Das Landesverfassungsgericht hat darauf abgestellt, dass sich angesichts der zwischenzeitlich zu den im Wesentlichen inhaltsgleichen Nichtraucherschutzgesetzen der Länder Baden-Württemberg und Berlin ergangenen Entscheidungen des Bundesverfassungsgerichts vom 30. Juli 2008 die Prognose der Erfolgsaussichten der Verfassungsbeschwerden geändert habe.
Danach dürfen nunmehr bis zu einer Entscheidung in der Hauptsache, die am 22. Oktober 2008 verkündet werden soll, Betreiber von Diskotheken separate Räucherräume einrichten, sofern Personen vor Vollendung des 18. Lebensjahres der Zutritt zur Diskothek verwehrt und in dem Raucherraum das Tanzen untersagt wird.
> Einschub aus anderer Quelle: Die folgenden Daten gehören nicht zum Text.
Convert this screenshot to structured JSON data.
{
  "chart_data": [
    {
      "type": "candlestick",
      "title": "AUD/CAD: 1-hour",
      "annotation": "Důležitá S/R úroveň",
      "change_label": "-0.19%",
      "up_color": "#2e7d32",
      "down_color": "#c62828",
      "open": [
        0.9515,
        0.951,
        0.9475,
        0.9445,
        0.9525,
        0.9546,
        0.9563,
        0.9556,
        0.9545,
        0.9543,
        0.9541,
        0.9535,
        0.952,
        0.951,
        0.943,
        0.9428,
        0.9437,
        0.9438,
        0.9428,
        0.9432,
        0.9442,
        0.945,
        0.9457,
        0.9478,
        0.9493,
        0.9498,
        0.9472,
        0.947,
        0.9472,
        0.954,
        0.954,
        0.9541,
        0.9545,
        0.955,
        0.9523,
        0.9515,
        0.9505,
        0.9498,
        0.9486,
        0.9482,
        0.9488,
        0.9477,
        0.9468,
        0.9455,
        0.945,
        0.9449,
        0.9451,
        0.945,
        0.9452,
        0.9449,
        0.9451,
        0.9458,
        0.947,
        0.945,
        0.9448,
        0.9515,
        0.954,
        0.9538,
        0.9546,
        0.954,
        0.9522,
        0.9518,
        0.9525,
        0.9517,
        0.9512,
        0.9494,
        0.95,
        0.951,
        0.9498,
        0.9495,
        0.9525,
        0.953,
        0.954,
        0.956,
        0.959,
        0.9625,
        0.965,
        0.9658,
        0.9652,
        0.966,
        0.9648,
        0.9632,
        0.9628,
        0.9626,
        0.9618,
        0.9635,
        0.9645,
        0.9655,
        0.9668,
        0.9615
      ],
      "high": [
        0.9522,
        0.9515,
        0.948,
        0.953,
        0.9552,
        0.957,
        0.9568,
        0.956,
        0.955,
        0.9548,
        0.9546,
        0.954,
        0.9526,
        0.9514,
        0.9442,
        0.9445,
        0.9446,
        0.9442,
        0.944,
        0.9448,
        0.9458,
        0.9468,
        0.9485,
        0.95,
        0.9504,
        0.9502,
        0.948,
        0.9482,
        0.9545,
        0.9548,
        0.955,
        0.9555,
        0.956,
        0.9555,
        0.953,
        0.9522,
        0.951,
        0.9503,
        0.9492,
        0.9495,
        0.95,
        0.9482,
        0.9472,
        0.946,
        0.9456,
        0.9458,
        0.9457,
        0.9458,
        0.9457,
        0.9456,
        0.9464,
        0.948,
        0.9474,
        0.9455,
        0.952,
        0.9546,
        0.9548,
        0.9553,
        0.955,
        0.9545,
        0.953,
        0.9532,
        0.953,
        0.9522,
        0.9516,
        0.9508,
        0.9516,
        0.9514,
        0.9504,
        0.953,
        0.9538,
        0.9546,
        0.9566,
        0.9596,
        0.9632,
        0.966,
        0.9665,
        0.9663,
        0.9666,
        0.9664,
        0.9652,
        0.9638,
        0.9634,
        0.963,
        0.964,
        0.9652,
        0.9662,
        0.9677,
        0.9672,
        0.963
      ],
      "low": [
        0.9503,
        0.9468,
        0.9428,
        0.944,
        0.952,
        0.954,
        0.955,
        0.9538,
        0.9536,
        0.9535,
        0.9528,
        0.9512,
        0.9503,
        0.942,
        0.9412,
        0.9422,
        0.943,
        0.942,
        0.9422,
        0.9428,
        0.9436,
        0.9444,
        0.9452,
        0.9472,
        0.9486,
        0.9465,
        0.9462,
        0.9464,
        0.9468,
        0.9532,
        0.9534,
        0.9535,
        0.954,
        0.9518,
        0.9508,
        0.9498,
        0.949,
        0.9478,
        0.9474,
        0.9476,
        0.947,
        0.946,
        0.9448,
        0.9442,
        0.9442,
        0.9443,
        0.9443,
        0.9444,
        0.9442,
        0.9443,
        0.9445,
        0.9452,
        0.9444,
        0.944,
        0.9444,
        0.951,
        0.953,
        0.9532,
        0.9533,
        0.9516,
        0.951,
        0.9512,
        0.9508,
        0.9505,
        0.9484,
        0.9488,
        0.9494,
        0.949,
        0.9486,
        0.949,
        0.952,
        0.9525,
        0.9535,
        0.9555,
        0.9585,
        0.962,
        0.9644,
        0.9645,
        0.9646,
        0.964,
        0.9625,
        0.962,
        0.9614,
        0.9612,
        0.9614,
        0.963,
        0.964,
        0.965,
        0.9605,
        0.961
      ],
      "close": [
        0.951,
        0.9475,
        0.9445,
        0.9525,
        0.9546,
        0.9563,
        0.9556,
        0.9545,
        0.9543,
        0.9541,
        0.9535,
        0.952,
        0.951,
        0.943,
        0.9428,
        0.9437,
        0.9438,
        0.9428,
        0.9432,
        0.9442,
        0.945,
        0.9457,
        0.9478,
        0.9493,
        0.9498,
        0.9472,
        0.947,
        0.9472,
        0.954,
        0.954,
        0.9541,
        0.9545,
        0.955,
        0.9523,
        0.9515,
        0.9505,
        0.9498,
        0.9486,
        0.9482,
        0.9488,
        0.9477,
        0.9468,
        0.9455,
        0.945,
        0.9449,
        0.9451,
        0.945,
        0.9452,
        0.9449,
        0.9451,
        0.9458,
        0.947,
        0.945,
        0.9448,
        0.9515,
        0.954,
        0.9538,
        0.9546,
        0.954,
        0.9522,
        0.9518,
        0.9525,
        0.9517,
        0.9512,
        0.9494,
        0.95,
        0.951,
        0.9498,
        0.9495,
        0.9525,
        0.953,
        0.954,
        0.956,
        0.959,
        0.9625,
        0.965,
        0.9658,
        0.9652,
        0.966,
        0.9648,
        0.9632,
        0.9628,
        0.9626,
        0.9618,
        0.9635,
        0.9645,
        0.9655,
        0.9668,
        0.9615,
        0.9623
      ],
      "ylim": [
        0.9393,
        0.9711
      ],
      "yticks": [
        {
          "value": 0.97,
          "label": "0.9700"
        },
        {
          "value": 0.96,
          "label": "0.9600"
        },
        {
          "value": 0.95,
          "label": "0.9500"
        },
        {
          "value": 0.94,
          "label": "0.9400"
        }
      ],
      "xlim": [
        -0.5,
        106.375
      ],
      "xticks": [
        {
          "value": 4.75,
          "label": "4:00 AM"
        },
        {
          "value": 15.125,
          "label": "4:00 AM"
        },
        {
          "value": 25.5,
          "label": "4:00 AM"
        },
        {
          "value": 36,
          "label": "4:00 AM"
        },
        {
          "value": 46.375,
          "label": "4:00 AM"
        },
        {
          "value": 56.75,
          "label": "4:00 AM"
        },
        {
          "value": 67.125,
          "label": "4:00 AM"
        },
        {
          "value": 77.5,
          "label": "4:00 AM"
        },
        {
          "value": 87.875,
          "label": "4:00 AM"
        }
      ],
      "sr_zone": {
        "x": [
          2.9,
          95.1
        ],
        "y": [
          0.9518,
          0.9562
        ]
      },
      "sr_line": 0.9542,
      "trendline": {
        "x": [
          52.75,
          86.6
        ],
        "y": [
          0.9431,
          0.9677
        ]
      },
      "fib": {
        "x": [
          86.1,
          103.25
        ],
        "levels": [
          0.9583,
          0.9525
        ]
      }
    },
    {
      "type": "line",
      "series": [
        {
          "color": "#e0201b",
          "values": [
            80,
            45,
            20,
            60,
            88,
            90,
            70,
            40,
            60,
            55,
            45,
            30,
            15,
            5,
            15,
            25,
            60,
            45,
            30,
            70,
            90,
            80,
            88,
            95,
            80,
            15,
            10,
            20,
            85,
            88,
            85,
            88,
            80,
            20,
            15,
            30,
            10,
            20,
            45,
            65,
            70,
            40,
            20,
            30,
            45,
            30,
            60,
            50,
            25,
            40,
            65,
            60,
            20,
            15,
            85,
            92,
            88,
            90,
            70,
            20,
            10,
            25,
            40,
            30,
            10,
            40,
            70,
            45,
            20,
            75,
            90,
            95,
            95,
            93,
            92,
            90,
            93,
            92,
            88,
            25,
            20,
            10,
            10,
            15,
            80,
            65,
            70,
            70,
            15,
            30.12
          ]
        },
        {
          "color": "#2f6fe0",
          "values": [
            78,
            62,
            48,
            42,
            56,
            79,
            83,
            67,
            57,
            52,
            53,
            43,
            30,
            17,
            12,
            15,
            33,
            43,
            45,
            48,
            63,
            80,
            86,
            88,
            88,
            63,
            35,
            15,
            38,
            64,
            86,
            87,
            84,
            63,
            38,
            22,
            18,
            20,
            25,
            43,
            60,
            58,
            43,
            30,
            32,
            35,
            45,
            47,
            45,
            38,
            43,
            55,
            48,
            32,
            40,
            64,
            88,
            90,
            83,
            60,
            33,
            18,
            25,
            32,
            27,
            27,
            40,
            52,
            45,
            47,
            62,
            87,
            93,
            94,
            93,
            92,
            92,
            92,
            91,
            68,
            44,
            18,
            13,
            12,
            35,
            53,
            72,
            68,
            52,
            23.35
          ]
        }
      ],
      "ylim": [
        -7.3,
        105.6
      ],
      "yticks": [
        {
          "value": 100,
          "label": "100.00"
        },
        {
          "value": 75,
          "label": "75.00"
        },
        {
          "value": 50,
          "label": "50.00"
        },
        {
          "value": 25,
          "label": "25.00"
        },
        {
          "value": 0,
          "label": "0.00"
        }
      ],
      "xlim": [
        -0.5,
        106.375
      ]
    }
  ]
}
In Einraum-Gaststätten mit einer Größe von bis zu 75 qm ist das Rauchen bis auf Weiteres zulässig, sofern es sich um reine Schankwirtschaften ohne Verabreichung zubereiteter Speisen handelt, diese im Eingangsbereich deutlich als Rauchergaststätten gezeichnet sind und der Zutritt Personen vor Vollendung des 18. Lebensjahres verwehrt wird.